As most of us know from direct experience, from our own recurring “Bodhi Bakery Incidents,” all of this action that I’ve described above happens in an instant. Conducting this great symphony of survival turns out to be a single complex bundle of nerve fibers: the 10th cranial nerve. It’s that nerve bundle, the vagus (from the Latin, meaning, “to wander”) that meanders through the body and connects up all our hollow organs – along with the muscles of the head and neck – to our brain (See illustration at the right).
Stopping Your 10th Cranial Nerve From Being the Boss of You
And it is this nerve, the 10th cranial nerve, that every single psycho-spiritual practice, when you subtract out all the pomp and circumstance – all prayer, all worship, all scripture reading, all zen meditation, any of ten thousand psychotherapy modalities, any friends of Bill W. meetings, etc. – is designed and intended to try to bring under increasingly conscious control. It’s a pretty simple endeavor, actually. Just one that takes most of us more than a single lifetime to accomplish. But at least now you know what all of our work is at the most elemental level.
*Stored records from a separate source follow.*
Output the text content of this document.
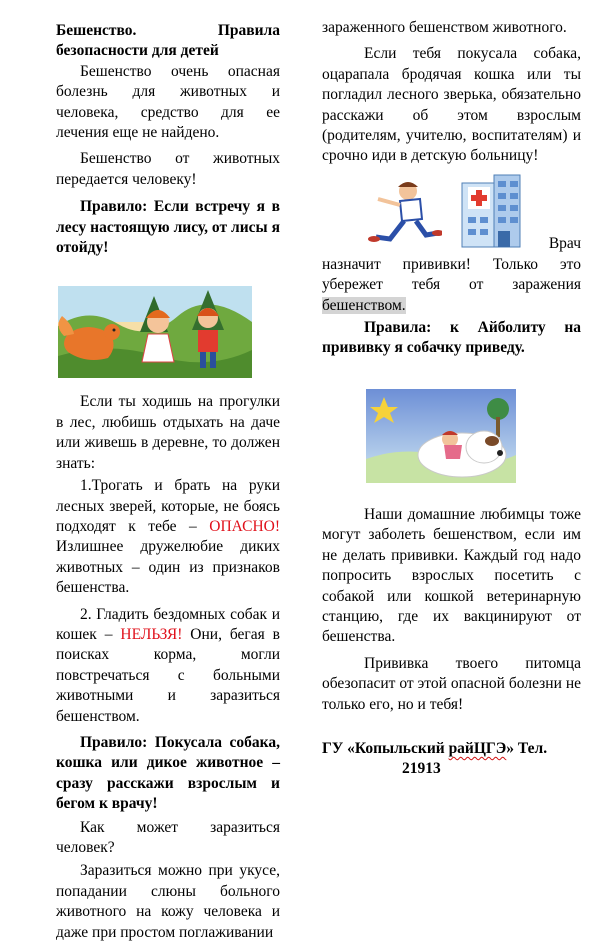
Бешенство.	Правила

безопасности для детей

Бешенство очень опасная болезнь для животных и человека, средство для ее лечения еще не найдено.

Бешенство от животных передается человеку!

Правило: Если встречу я в лесу настоящую лису, от лисы я отойду!

Если ты ходишь на прогулки в лес, любишь отдыхать на даче или живешь в деревне, то должен знать:

1.Трогать и брать на руки лесных зверей, которые, не боясь подходят к тебе – ОПАСНО! Излишнее дружелюбие диких животных – один из признаков бешенства.

2. Гладить бездомных собак и кошек – НЕЛЬЗЯ! Они, бегая в поисках корма, могли повстречаться с больными животными и заразиться бешенством.

Правило: Покусала собака, кошка или дикое животное – сразу расскажи взрослым и бегом к врачу!

Как может заразиться человек?

Заразиться можно при укусе, попадании слюны больного животного на кожу человека и даже при простом поглаживании

зараженного бешенством животного.

Если тебя покусала собака, оцарапала бродячая кошка или ты погладил лесного зверька, обязательно расскажи об этом взрослым (родителям, учителю, воспитателям) и срочно иди в детскую больницу!

Врач

назначит прививки! Только это убережет тебя от заражения бешенством.

Правила: к Айболиту на прививку я собачку приведу.

Наши домашние любимцы тоже могут заболеть бешенством, если им не делать прививки. Каждый год надо попросить взрослых посетить с собакой или кошкой ветеринарную станцию, где их вакцинируют от бешенства.

Прививка твоего питомца обезопасит от этой опасной болезни не только его, но и тебя!

ГУ «Копыльский райЦГЭ» Тел.

21913
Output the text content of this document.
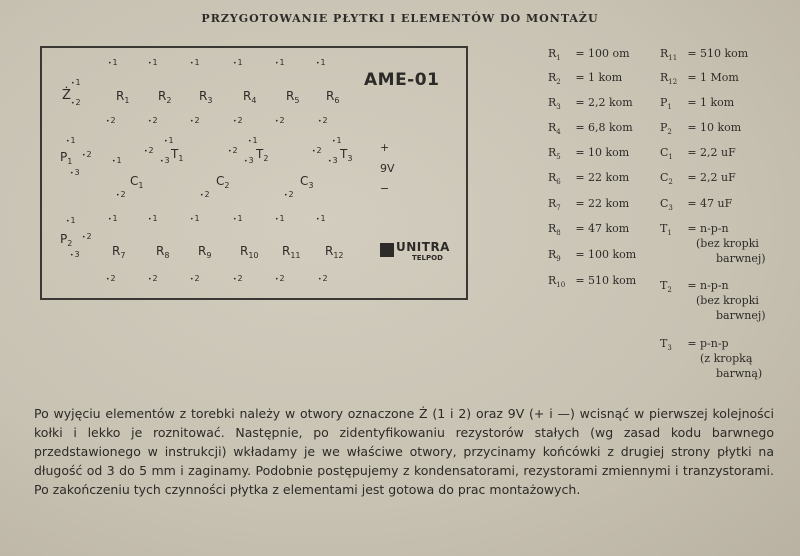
PRZYGOTOWANIE PŁYTKI I ELEMENTÓW DO MONTAŻU
AME-01
Ż
• 1
• 2	$R_1$ $R_2$ $R_3$	$R_4$ $R_5$ $R_6$
• 1	• 1	• 1	• 1	• 1	• 1
• 2	• 2	• 2	• 2	• 2	• 2
$P_1$
• 1
• 2
• 3
$C_1$	$C_2$	$C_3$
• 1
• 2	• 2	• 2
$T_1$	$T_2$	$T_3$
• 2
• 1
• 3
• 2
• 1
• 3
• 2
• 1
• 3
+
9V
−
$P_2$
• 1
• 2
• 3	$R_7$	$R_8$ $R_9$ $R_{10}$ $R_{11}$ $R_{12}$
• 1	• 1	• 1	• 1	• 1	• 1
• 2	• 2	• 2	• 2	• 2	• 2
UNITRA
TELPOD
$R_1 = 100$ om
$R_2 = 1$ kom
$R_3 = 2,2$ kom
$R_4 = 6,8$ kom
$R_5 = 10$ kom
$R_6 = 22$ kom
$R_7 = 22$ kom
$R_8 = 47$ kom
$R_9 = 100$ kom
$R_{10} = 510$ kom
$R_{11} = 510$ kom
$R_{12} = 1$ Mom
$P_1 = 1$ kom
$P_2 = 10$ kom
$C_1 = 2,2$ uF
$C_2 = 2,2$ uF
$C_3 = 47$ uF
$T_1 = n-p-n$
(bez kropki
barwnej)
$T_2 = n-p-n$
(bez kropki
barwnej)
$T_3 = p-n-p$
(z kropką
barwną)
Po wyjęciu elementów z torebki należy w otwory oznaczone Ż (1 i 2) oraz 9V (+ i —) wcisnąć w pierwszej kolejności kołki i lekko je roznitować. Następnie, po zidentyfikowaniu rezystorów stałych (wg zasad kodu barwnego przedstawionego w instrukcji) wkładamy je we właściwe otwory, przycinamy końcówki z drugiej strony płytki na długość od 3 do 5 mm i zaginamy. Podobnie postępujemy z kondensatorami, rezystorami zmiennymi i tranzystorami. Po zakończeniu tych czynności płytka z elementami jest gotowa do prac montażowych.
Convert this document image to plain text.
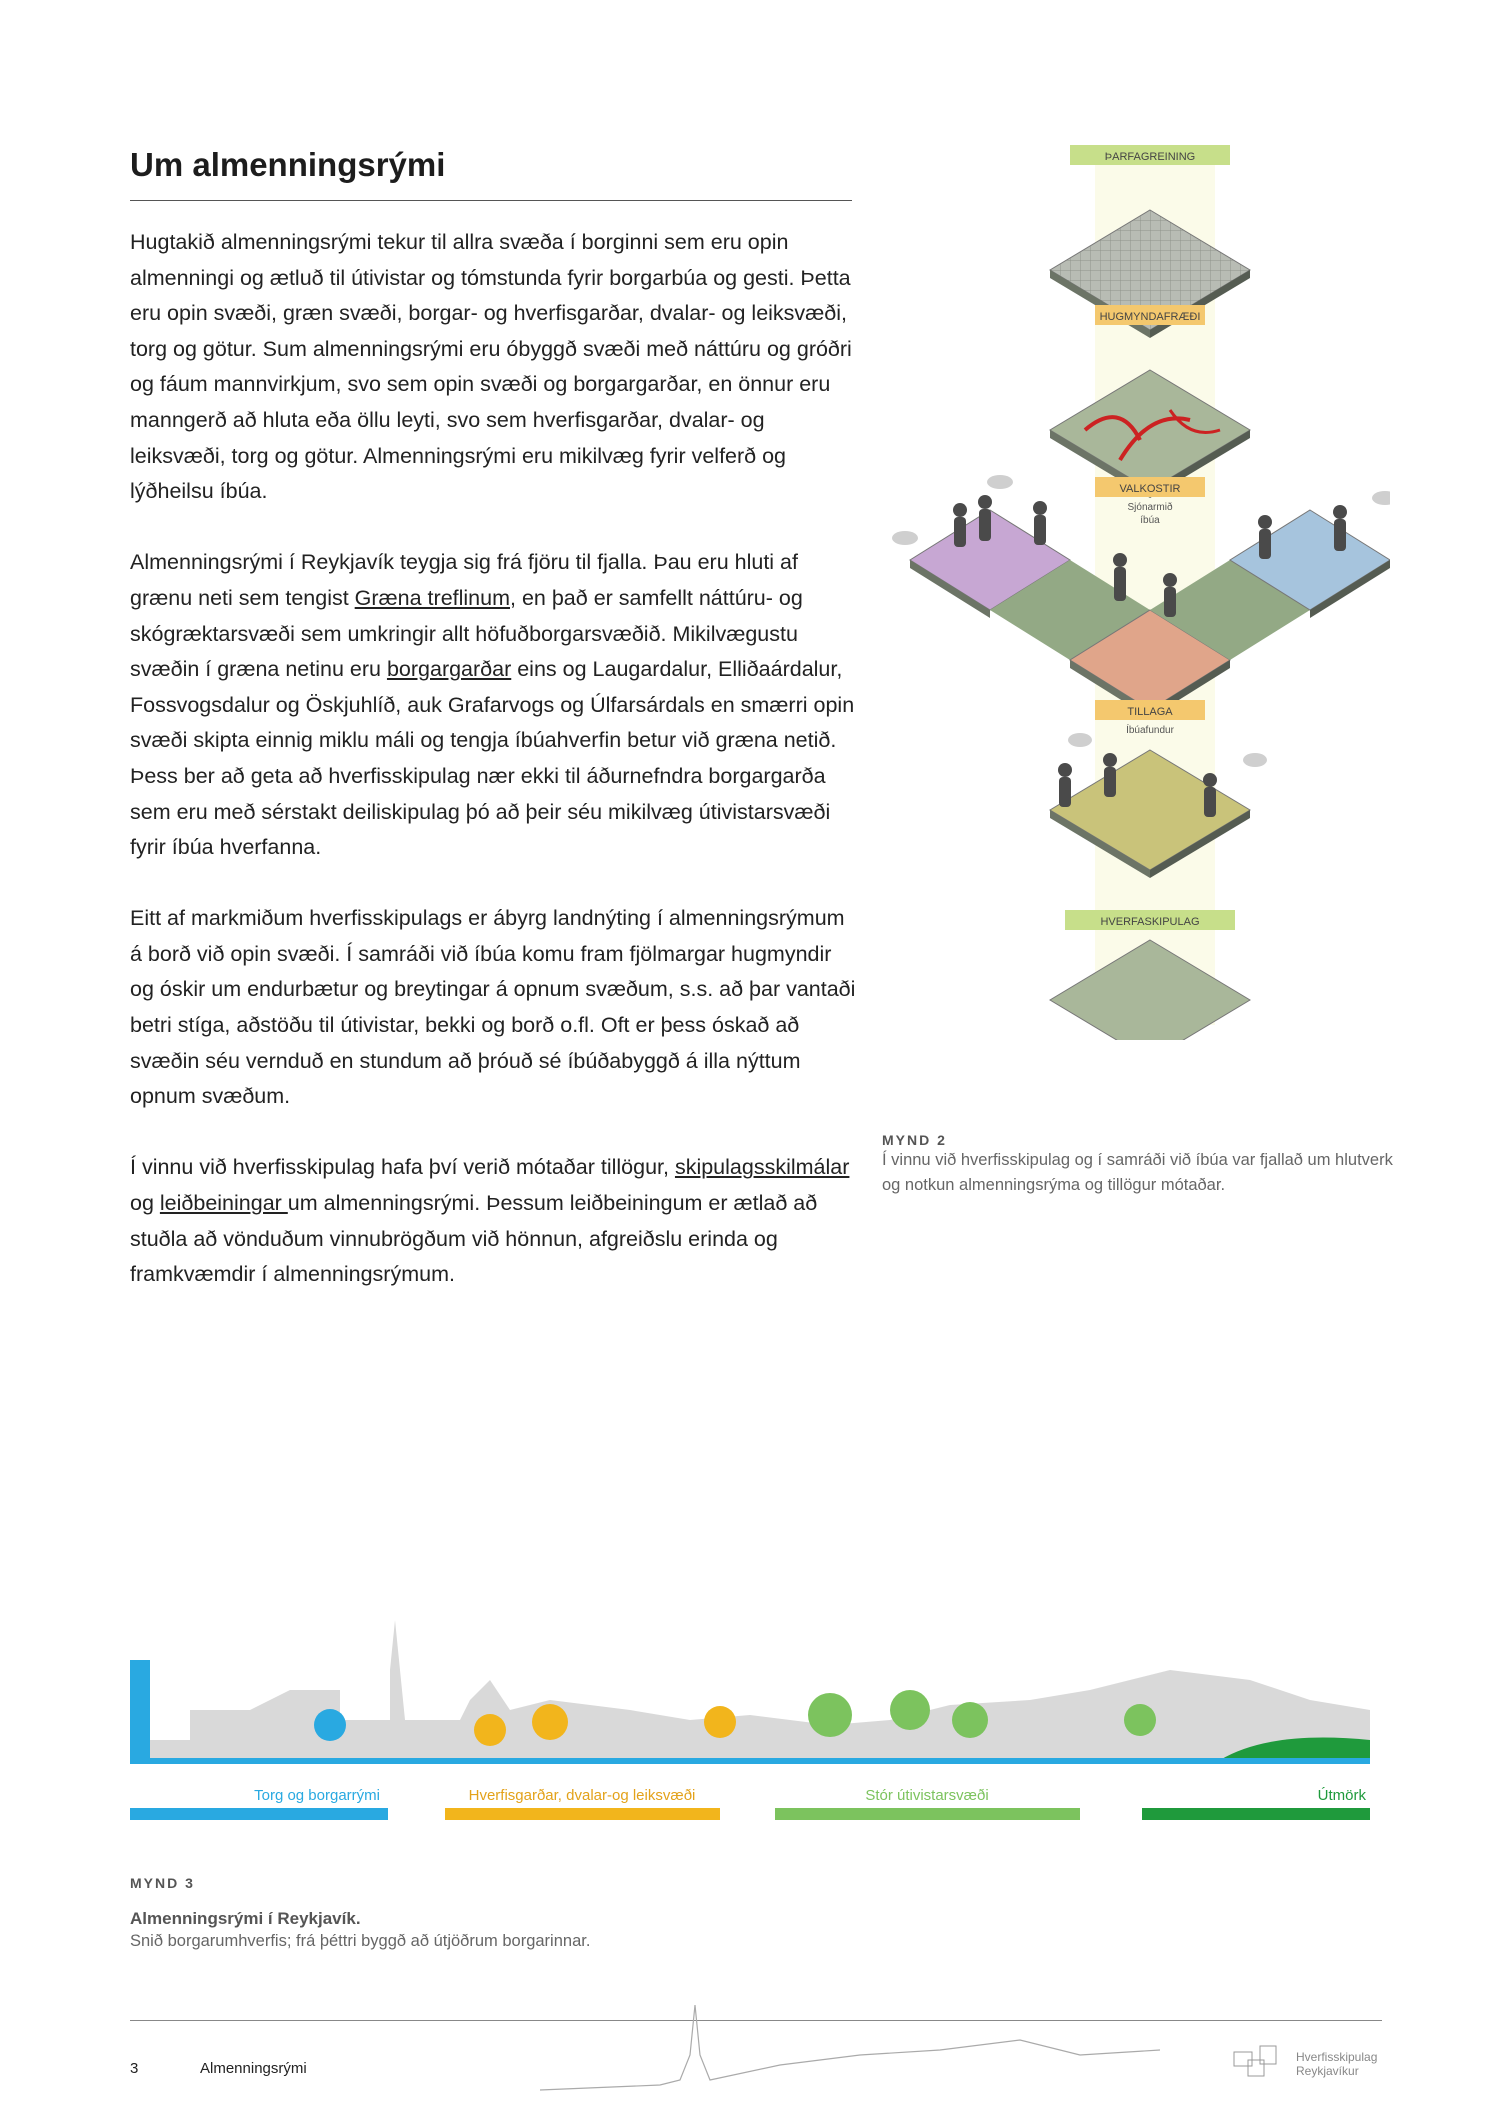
Um almenningsrými

Hugtakið almenningsrými tekur til allra svæða í borginni sem eru opin almenningi og ætluð til útivistar og tómstunda fyrir borgarbúa og gesti. Þetta eru opin svæði, græn svæði, borgar- og hverfisgarðar, dvalar- og leiksvæði, torg og götur. Sum almenningsrými eru óbyggð svæði með náttúru og gróðri og fáum mannvirkjum, svo sem opin svæði og borgargarðar, en önnur eru manngerð að hluta eða öllu leyti, svo sem hverfisgarðar, dvalar- og leiksvæði, torg og götur. Almenningsrými eru mikilvæg fyrir velferð og lýðheilsu íbúa.

Almenningsrými í Reykjavík teygja sig frá fjöru til fjalla. Þau eru hluti af grænu neti sem tengist Græna treflinum, en það er samfellt náttúru- og skógræktarsvæði sem umkringir allt höfuðborgarsvæðið. Mikilvægustu svæðin í græna netinu eru borgargarðar eins og Laugardalur, Elliðaárdalur, Fossvogsdalur og Öskjuhlíð, auk Grafarvogs og Úlfarsárdals en smærri opin svæði skipta einnig miklu máli og tengja íbúahverfin betur við græna netið. Þess ber að geta að hverfisskipulag nær ekki til áðurnefndra borgargarða sem eru með sérstakt deiliskipulag þó að þeir séu mikilvæg útivistarsvæði fyrir íbúa hverfanna.

Eitt af markmiðum hverfisskipulags er ábyrg landnýting í almenningsrýmum á borð við opin svæði. Í samráði við íbúa komu fram fjölmargar hugmyndir og óskir um endurbætur og breytingar á opnum svæðum, s.s. að þar vantaði betri stíga, aðstöðu til útivistar, bekki og borð o.fl. Oft er þess óskað að svæðin séu vernduð en stundum að þróuð sé íbúðabyggð á illa nýttum opnum svæðum.

Í vinnu við hverfisskipulag hafa því verið mótaðar tillögur, skipulagsskilmálar og leiðbeiningar um almenningsrými. Þessum leiðbeiningum er ætlað að stuðla að vönduðum vinnubrögðum við hönnun, afgreiðslu erinda og framkvæmdir í almenningsrýmum.

ÞARFAGREINING
HUGMYNDAFRÆÐI
VALKOSTIR
Sjónarmið
íbúa
TILLAGA
Íbúafundur
HVERFASKIPULAG
MYND 2
Í vinnu við hverfisskipulag og í samráði við íbúa var fjallað um hlutverk og notkun almenningsrýma og tillögur mótaðar.
Torg og borgarrými	Hverfisgarðar, dvalar-og leiksvæði	Stór útivistarsvæði	Útmörk
MYND 3
Almenningsrými í Reykjavík.
Snið borgarumhverfis; frá þéttri byggð að útjöðrum borgarinnar.
3	Almenningsrými
Hverfisskipulag
Reykjavíkur
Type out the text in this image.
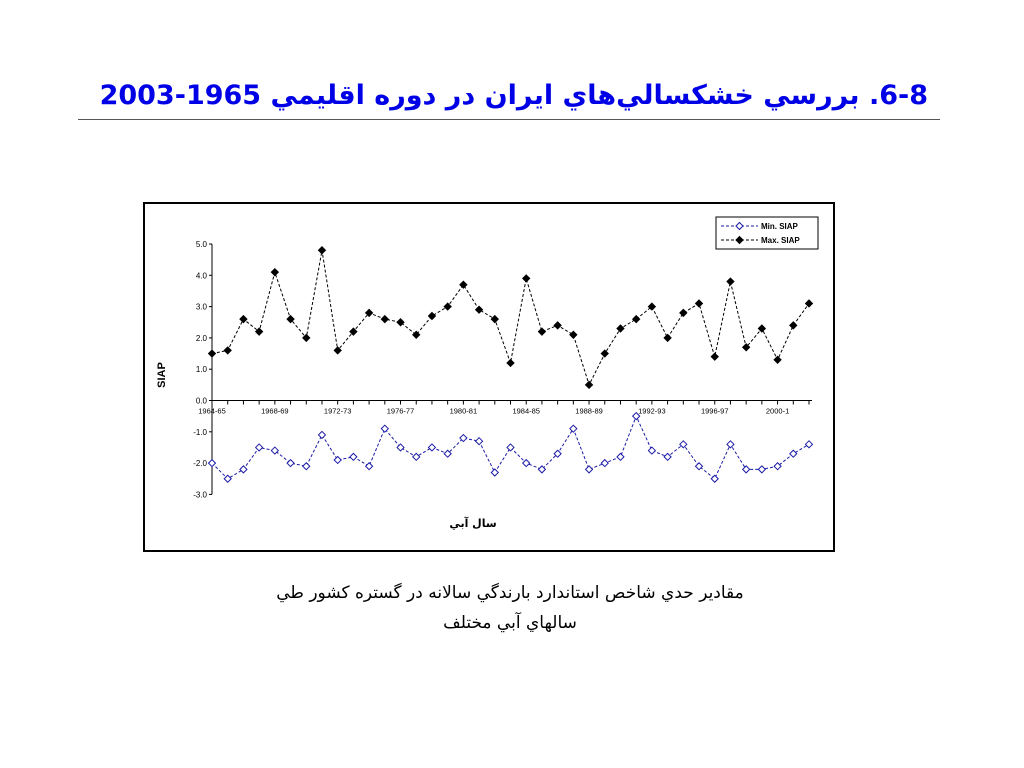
6-8. بررسي خشکسالي‌هاي ايران در دوره اقليمي 1965-2003
5.0
4.0
3.0
2.0
1.0
0.0
-1.0
-2.0
-3.0
1964-65	1968-69	1972-73	1976-77	1980-81	1984-85	1988-89	1992-93	1996-97	2000-1
SIAP
سال آبي
Min. SIAP
Max. SIAP
مقادير حدي شاخص استاندارد بارندگي سالانه در گستره کشور طي
سالهاي آبي مختلف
Addendum: Two nights after posting this piece I had a dream that reminded me of an important element in the bakery story that I somehow omitted. While Bodhi and I were waiting in line to be served, he apparently became frustrated in anticipation and let out a single sharp bark. It both startled and surprised me, since I’d never actually heard him bark before. How might this change your perspective on the story?